We also have to ability to add auto-scaling. That means we’d boot servers that contact our sql/file server and just serve web pages. And we could do it magically as needed and only pay for it while they were needed. Fancy.
Currently, I think or backend cluster has the extra capacity to handle our web services as well. But, if we need it in the future, we can boot thin web servers on-demand and kill them overnight to avoid unnecessary charges, Talk about the icing on your chocolate covered doughnut,
Want to be like the cool kids?
Things to avoid: master/slave mysql architecture, nfs and other single points of failure, mod_php and rackspace.
Things to consider: percona for elastic master/master sql or mariadb for configurable master/master, glusterfs (not elastic yet, but with hackery, it seems almost there), nginx webserver (with caching!), lighttpd webserver, varnish caching web proxy, fast-cgi+php-fpm, google compute engine and amazon web services.
FYI, google is offering a $300/2 month credit on compute engine. Don’t be like me and sign up before heading to Baja – losing your credit!
UPDATE (8:30am, 5.5 hours after cutover completion):
Cutover went well this morning… there’s nothing like a 1am maintenance window to remind me why I don’t want to work for the telcos again.
However, I had to scale up our servers in the middle of watching a movie as they were starting to lag a bit. 20 minutes of rebooting servers, without even a blip of an outage, and we’ve scaled our capacity vertically 4-fold.

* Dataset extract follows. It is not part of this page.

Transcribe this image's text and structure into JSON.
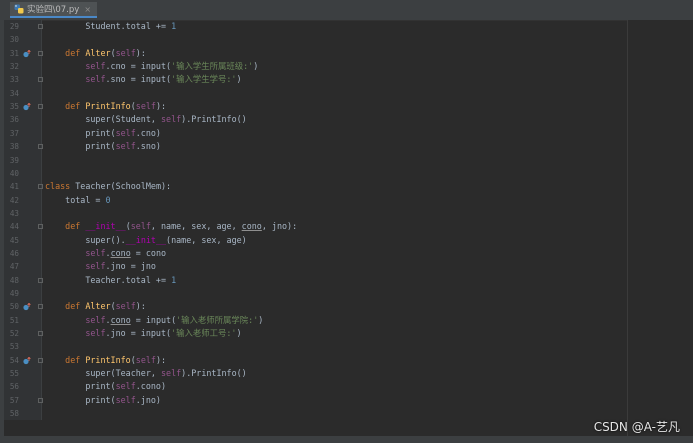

Sadly, this raises costs. Now, our hosting costs are closer to 3/5 of what they were prior to cutover. Still, a nice savings. Did you see the part where I took the fileservers and sql servers offline and replaced them each in under 5 minutes with bigger servers and couldn’t even tell anything was happening from the client side? That’s pretty fancy for a couple of home-brewed websites about camping in the woods and where to dump poop.
After looking at the costs of inter-zone bandwidth and just how much of it we were using, I got to thinking about how to lower that cost. A little filesystem hackery was enough to drop our inter-zone bandwidth to 1/3 or less and reduce the CPU overhead enough that we could scale servers back DOWN! Who’d think the lowly symlink would be capable of saving 2/3 of our server costs as well as 2/3 of our bandwidth costs. Crazy!
I’m learning that the real power in cloud computing is in getting the smallest building blocks you can and using them as efficiently as possible.